The local SQLite database (./data/state.db by default) stores the following information for each active block:
  • The source IP address that was blocked.
  • The UTC timestamp when the block was created and when it expires.
  • The Cloudflare list item ID returned when the entry was added to the account-level list.
The database does not store the Cloudflare API token, zone credentials, or any WAF event payloads.
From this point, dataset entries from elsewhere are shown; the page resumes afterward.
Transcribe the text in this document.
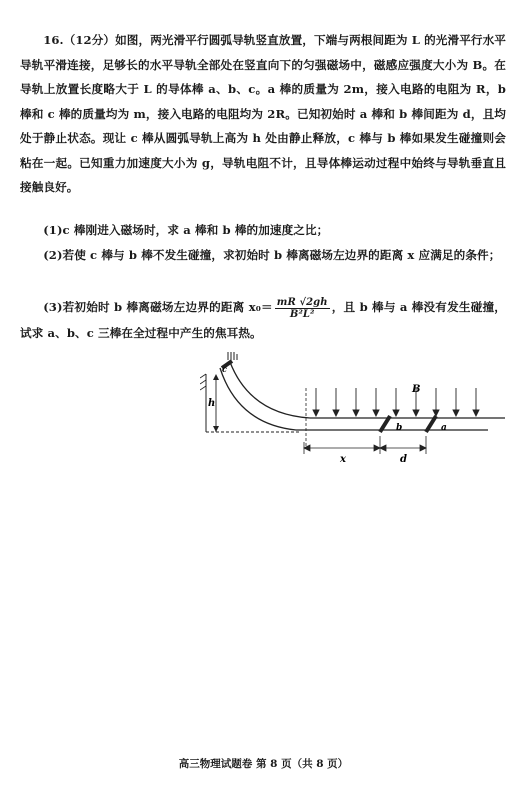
16.（12分）如图，两光滑平行圆弧导轨竖直放置，下端与两根间距为 L 的光滑平行水平导轨平滑连接，足够长的水平导轨全部处在竖直向下的匀强磁场中，磁感应强度大小为 B。在导轨上放置长度略大于 L 的导体棒 a、b、c。a 棒的质量为 2m，接入电路的电阻为 R，b 棒和 c 棒的质量均为 m，接入电路的电阻均为 2R。已知初始时 a 棒和 b 棒间距为 d，且均处于静止状态。现让 c 棒从圆弧导轨上高为 h 处由静止释放，c 棒与 b 棒如果发生碰撞则会粘在一起。已知重力加速度大小为 g，导轨电阻不计，且导体棒运动过程中始终与导轨垂直且接触良好。
(1)c 棒刚进入磁场时，求 a 棒和 b 棒的加速度之比；
(2)若使 c 棒与 b 棒不发生碰撞，求初始时 b 棒离磁场左边界的距离 x 应满足的条件；
(3)若初始时 b 棒离磁场左边界的距离 $x_0= \frac{mR √2gh}{\text{B²L²}}$ ，且 b 棒与 a 棒没有发生碰撞，试求 a、b、c 三棒在全过程中产生的焦耳热。
h
c
B
b	a
x	d
高三物理试题卷 第 8 页（共 8 页）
Despite the limited sensitivity, you should still protect the file:
  • Restrict read and write access to the mounted data volume to the container user or the service account running the process.
  • Do not include the data/ directory in backups shared outside the operations team, as the IP addresses and block metadata constitute operational security information.
  • If you ever need to share the database for troubleshooting, be aware that it contains IP addresses and timing data.

Token Rotation

Rotating the Cloudflare API token is a straightforward, zero-downtime operation:
  1. In the Cloudflare dashboard, create a new scoped API token with the same two permissions as the original.
  2. Update the Cloudflare__ApiToken environment variable (or secret store entry) with the new token value.
  3. Restart the WAF Auto-Block container to pick up the new value:
docker restart waf-autoblock
  1. Verify the service resumes polling successfully by checking the logs and the /status endpoint:
docker logs --tail 50 waf-autoblock
curl -s http://localhost:8080/status
  1. Once you have confirmed the new token is working, revoke the old token immediately in the Cloudflare dashboard under My Profile → API Tokens.
There is no persistent state in WAF Auto-Block that references the token — only the environment variable is read at startup — so the old token can be revoked as soon as the container is healthy with the new one.